The Schenkel nursery is gone, but its root stock lives on.

Return of a Rose
“Laser,” a variety of Schenkel rose
In 2004, when Michael Van Ness first surveyed nine abandoned, 100-year-old greenhouses in downtown Lynchburg, he was met by a wall of thorns—literally. Van Ness, an attorney, was looking for new digs for Lynchburg Grows—the urban farm organization he and Dereck Cunningham co-founded in 2003 to help the disadvantaged enjoy the healthy benefits of gardening. “We had these two acres of buildings,” Van Ness explains, “and in them we found close to 100,000 rose bushes which were 20 feet tall and growing through the rafters.”
The shuttered rose farm had been the site of the Schenkel nursery, which for nearly 50 years, starting in the early 1950s, had been one of the largest rose growers in Virginia.

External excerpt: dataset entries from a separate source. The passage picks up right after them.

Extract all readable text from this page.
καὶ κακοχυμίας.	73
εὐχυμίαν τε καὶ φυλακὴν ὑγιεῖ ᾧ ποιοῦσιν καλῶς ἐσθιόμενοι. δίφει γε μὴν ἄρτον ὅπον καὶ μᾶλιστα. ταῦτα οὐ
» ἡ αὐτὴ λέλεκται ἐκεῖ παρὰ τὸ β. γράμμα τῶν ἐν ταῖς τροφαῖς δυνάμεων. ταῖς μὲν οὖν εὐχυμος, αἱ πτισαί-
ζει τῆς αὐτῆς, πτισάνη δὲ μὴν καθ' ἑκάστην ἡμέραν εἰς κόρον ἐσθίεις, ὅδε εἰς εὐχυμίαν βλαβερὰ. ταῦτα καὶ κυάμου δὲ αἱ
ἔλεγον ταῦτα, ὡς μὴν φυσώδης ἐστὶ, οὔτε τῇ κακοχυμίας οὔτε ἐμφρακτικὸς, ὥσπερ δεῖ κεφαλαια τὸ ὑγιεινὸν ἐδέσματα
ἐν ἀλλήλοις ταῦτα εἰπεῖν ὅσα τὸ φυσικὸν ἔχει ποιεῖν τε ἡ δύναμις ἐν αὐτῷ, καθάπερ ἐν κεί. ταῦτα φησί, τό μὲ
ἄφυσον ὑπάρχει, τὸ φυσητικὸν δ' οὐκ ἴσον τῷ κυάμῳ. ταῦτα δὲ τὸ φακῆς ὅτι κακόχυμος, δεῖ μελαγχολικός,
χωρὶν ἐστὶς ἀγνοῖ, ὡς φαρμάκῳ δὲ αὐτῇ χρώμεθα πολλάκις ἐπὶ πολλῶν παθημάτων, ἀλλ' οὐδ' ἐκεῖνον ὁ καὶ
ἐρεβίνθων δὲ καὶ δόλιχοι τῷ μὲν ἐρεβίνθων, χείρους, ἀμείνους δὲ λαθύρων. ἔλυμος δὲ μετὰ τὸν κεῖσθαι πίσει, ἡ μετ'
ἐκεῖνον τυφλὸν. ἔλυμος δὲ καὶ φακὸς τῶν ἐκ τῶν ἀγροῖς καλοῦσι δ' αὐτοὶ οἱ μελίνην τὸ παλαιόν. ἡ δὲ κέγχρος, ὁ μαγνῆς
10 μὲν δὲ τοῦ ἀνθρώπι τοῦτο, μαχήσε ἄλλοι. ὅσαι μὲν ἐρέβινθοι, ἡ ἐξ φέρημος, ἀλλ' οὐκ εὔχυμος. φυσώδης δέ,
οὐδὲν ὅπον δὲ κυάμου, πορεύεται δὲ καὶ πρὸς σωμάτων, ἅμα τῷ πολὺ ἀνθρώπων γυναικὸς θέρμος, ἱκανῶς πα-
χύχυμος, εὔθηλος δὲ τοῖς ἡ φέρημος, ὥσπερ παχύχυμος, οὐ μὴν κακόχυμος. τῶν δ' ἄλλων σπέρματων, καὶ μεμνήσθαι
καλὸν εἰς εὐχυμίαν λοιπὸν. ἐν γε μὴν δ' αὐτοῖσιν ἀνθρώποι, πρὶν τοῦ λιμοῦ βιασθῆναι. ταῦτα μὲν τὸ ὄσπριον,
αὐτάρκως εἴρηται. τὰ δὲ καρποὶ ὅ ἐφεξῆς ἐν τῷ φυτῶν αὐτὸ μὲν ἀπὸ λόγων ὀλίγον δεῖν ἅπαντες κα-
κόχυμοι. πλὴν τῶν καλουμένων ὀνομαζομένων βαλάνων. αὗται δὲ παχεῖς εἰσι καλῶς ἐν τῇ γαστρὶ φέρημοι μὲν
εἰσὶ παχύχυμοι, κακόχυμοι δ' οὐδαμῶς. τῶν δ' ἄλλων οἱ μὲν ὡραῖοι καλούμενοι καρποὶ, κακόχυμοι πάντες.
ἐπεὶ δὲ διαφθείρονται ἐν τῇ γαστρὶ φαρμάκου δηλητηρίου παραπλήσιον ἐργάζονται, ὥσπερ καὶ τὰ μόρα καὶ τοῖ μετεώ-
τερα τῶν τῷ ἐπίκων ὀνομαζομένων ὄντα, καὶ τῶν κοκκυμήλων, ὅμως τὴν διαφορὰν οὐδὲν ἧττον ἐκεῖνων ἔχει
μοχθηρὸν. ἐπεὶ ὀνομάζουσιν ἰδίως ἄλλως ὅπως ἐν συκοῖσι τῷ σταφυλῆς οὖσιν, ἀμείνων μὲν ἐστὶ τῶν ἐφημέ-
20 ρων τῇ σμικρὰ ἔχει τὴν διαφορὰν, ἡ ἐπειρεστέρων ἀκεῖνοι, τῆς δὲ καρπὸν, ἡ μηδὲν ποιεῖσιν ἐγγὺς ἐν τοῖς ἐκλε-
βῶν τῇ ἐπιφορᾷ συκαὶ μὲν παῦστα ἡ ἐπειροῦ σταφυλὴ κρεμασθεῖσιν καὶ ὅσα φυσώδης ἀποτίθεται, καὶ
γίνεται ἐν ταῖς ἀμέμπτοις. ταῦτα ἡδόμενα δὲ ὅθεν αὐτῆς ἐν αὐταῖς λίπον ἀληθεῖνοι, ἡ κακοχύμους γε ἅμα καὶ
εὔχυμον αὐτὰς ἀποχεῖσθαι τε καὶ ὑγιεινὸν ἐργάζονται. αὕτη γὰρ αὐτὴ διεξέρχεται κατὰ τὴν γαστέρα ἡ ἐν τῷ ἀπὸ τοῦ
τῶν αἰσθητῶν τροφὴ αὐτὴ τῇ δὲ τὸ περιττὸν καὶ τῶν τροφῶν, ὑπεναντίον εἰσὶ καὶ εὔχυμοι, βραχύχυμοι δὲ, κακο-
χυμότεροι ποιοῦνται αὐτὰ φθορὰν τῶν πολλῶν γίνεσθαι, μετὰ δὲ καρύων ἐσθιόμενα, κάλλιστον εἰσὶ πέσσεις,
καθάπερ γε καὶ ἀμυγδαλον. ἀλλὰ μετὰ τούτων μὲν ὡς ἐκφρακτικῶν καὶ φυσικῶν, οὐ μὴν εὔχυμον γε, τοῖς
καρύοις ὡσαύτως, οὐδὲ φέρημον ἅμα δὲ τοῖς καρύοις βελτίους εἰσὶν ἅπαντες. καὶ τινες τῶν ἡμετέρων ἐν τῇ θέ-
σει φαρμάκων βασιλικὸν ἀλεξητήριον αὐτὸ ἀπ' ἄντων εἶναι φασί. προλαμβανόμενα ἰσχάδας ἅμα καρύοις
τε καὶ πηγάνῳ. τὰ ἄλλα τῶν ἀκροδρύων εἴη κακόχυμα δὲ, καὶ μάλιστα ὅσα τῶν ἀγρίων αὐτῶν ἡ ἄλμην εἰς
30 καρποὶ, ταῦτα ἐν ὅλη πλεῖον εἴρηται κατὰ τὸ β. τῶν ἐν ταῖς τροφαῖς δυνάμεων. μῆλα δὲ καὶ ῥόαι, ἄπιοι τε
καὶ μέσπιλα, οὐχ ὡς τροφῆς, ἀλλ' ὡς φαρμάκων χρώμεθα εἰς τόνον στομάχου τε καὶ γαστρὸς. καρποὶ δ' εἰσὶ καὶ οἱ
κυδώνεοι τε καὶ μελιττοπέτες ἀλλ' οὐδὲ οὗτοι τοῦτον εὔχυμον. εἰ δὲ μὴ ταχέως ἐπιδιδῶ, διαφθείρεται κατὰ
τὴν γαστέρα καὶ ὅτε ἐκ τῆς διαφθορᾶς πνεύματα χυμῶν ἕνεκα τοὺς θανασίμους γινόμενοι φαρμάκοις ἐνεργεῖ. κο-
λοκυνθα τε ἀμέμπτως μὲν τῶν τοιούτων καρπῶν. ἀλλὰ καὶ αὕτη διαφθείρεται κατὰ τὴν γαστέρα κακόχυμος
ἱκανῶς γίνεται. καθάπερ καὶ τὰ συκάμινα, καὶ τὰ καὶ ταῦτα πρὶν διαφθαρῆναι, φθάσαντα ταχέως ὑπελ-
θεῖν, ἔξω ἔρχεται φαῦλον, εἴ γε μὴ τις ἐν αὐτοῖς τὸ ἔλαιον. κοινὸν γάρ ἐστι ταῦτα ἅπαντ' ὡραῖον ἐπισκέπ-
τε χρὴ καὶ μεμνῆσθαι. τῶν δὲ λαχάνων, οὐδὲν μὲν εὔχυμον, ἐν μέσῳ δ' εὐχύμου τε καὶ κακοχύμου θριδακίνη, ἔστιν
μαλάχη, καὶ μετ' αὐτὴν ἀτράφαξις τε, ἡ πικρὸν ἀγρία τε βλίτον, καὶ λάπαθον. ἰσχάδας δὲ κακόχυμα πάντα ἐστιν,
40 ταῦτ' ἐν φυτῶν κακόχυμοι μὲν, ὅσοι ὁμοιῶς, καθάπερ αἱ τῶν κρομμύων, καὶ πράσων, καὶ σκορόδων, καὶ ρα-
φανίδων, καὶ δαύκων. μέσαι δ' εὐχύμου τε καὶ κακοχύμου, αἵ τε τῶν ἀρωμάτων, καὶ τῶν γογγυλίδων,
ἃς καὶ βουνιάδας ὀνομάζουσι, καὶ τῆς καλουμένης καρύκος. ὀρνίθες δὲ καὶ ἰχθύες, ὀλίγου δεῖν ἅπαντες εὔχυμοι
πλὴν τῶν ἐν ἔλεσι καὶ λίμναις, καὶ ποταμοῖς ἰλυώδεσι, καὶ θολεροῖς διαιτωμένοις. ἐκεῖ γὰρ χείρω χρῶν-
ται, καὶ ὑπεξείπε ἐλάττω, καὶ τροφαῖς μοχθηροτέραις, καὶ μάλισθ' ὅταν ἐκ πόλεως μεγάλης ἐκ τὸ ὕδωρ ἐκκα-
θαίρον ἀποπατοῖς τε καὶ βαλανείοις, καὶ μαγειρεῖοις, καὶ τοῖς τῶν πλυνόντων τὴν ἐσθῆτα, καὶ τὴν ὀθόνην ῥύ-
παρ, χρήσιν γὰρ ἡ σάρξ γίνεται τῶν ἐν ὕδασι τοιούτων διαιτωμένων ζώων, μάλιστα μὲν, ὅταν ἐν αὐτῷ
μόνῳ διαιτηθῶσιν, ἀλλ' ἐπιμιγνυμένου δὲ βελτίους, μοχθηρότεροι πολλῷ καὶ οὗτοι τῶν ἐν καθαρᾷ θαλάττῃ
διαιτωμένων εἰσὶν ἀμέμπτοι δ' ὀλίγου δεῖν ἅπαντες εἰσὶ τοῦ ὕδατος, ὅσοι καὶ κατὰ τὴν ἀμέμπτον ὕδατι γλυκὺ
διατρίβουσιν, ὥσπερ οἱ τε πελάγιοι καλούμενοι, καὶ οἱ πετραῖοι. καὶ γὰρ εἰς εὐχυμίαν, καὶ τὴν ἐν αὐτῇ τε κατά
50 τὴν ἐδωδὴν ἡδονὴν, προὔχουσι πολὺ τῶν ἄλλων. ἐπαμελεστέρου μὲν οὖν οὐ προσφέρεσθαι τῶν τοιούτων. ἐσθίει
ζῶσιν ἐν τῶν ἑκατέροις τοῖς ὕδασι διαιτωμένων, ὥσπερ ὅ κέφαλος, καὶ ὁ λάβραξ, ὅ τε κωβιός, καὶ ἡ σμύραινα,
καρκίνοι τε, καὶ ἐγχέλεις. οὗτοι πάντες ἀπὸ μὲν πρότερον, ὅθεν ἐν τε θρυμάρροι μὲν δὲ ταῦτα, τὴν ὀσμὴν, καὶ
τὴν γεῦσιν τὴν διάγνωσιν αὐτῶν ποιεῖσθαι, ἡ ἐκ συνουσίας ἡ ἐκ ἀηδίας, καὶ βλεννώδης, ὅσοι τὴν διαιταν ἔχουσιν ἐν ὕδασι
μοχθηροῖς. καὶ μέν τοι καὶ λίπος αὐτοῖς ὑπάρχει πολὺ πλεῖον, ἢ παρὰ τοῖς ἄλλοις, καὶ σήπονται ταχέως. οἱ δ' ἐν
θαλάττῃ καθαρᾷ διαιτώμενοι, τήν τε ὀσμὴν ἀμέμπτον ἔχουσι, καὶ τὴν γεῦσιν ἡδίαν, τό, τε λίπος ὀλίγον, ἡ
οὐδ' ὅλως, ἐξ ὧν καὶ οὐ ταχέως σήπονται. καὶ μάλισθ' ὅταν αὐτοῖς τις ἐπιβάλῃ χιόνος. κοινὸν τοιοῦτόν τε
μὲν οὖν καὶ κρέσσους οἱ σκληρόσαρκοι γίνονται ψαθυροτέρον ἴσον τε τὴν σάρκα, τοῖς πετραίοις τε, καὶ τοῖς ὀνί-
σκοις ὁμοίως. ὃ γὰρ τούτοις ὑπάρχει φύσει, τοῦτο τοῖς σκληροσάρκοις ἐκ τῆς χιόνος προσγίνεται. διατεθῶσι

At its peak, the Schenkel nursery was producing 1.3 million roses a year, or about 23 percent of the state’s flower industry. Schenkel roses have graced the White House and adorned Kentucky Derby winners. But the business closed in 1999 following a dramatic fall in the wholesale price of roses caused by a sharp rise in South American rose imports.
When the Schenkel nursery shuttered its doors, the greenhouses fell into disrepair and the roses were left to fend for themselves.
That is, until Van Ness and Lynchburg Grows came along and purchased the farm from the Schenkel family. At the time, Van Ness estimated it would take more than nine years to clear the debris and rescue the roses. He was wrong. Today, after just five years (work began in 2005) and over 42,000 hours put in by more than 3,400 volunteers, Lynchburg Grows has cleared the last greenhouse and rescued 14 varieties of roses, the oldest—an heirloom English tea rose—dating to the 1820s.
On the first Saturday in May, at the Lynchburg Grows annual Family Fun Fair, the organization will be selling plants propagated from what Van Ness describes as this “hardy and vigorous root stock” for the first time. Nearly 900 one-year-old rose bushes will be available to purchase starting at around $20 each. Van Ness plans to have nearly 4,000 bushes ready to sell by spring of 2012.
“We want Virginians to be able to have a piece of this history,” says Van Ness, who left full-time legal practice in 2006 to run Lynchburg Grows as its Executive Director. “We will be devoting most of our greenhouses to this program.” He explains that they have kept more than 1,000 of the original “mother plants,” and says that the rose business will support the farm, which brings together at-risk youth and disabled youth to work and learn about sustainable food production. And, says Van Ness, “That’s what it’s all about.”